Les images ont-elles besoin de lieux ?

Collaboration avec le Nova
RENCONTRE & CRÉATION COLLECTIVE D’AFFICHES
Samedi 3 février 2024 de 12 h à 16 h
6 rue des Mariniers à Molenbeek
avec des crêpes
avec l’ouverture de la Médiathèque NGHE et son petit bar
** Venez avec une image**
Nous vous proposons de nous rejoindre le temps d’un après-midi pour imaginer et imprimer ensemble les créations qui seront exposées au Nova.
Le bail du Cinéma Nova arrive à son terme. Est-ce qu’on arrive à l’acheter ensemble pour qu’il continue d’exister ? > Supernova ! Les Habitant·es des images ont été invités à participer à l’exposition d’affiches et multiples Fin de bail ? Même pas peur ! #3.

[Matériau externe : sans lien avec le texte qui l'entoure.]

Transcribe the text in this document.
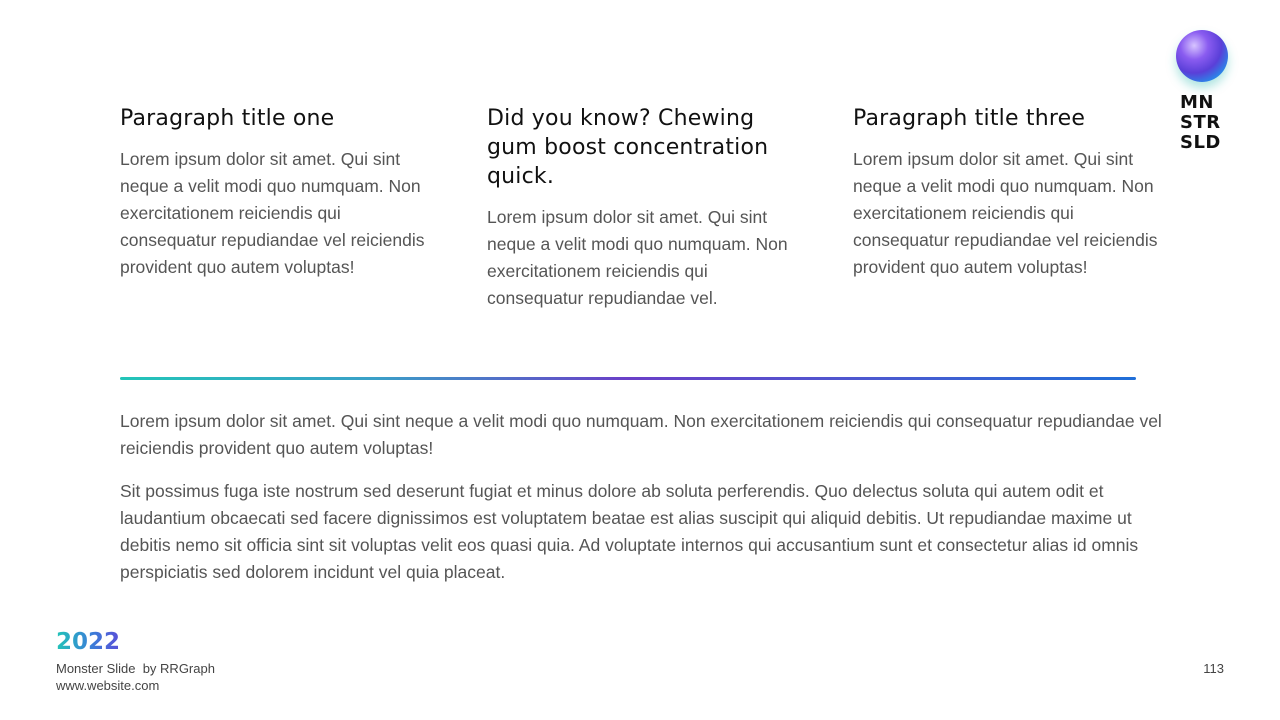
MN
STR
SLD
Paragraph title one

Lorem ipsum dolor sit amet. Qui sint neque a velit modi quo numquam. Non exercitationem reiciendis qui consequatur repudiandae vel reiciendis provident quo autem voluptas!

Did you know? Chewing gum boost concentration quick.

Lorem ipsum dolor sit amet. Qui sint neque a velit modi quo numquam. Non exercitationem reiciendis qui consequatur repudiandae vel.

Paragraph title three

Lorem ipsum dolor sit amet. Qui sint neque a velit modi quo numquam. Non exercitationem reiciendis qui consequatur repudiandae vel reiciendis provident quo autem voluptas!

Lorem ipsum dolor sit amet. Qui sint neque a velit modi quo numquam. Non exercitationem reiciendis qui consequatur repudiandae vel reiciendis provident quo autem voluptas!

Sit possimus fuga iste nostrum sed deserunt fugiat et minus dolore ab soluta perferendis. Quo delectus soluta qui autem odit et laudantium obcaecati sed facere dignissimos est voluptatem beatae est alias suscipit qui aliquid debitis. Ut repudiandae maxime ut debitis nemo sit officia sint sit voluptas velit eos quasi quia. Ad voluptate internos qui accusantium sunt et consectetur alias id omnis perspiciatis sed dolorem incidunt vel quia placeat.

2022
Monster Slide  by RRGraph
www.website.com
113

Les Habitant·es des images sont en train de réaménager leur propre atelier de création collective pour mieux l’ouvrir au quartier. Un cinéma, c’est un lieu réel et collectif pour les images, les fantasmes, les frissons… Pourquoi c’est important ? Aujourd’hui les images et les textes se partagent si facilement sur internet. Alors d’où vient ce besoin féroce d’enraciner nos fictions dans un lieu, un territoire ?
Philippe du Nova nous l’a dit : pendant le confinement, le Nova n’avait vraiment pas envie de digitaliser son festival de film car ça n’avait aucun sens, mais non ! Et qu’est-ce qui se passerait alors, si nos « chambres à soi » devenaient dans le futur le seul espace physique de nos expériences : émotions, travail, loisirs… ? Et que se passerait-il pour celles et ceux qui n’ont pas d’espace à eux ? Derrière les images, le réel brûle. Les enjeux de propriété, de territoire et de droit à circuler sont au cœur de la nécessité de créer des villes qui puissent accueillir nos vies, nos rêves et nos soifs.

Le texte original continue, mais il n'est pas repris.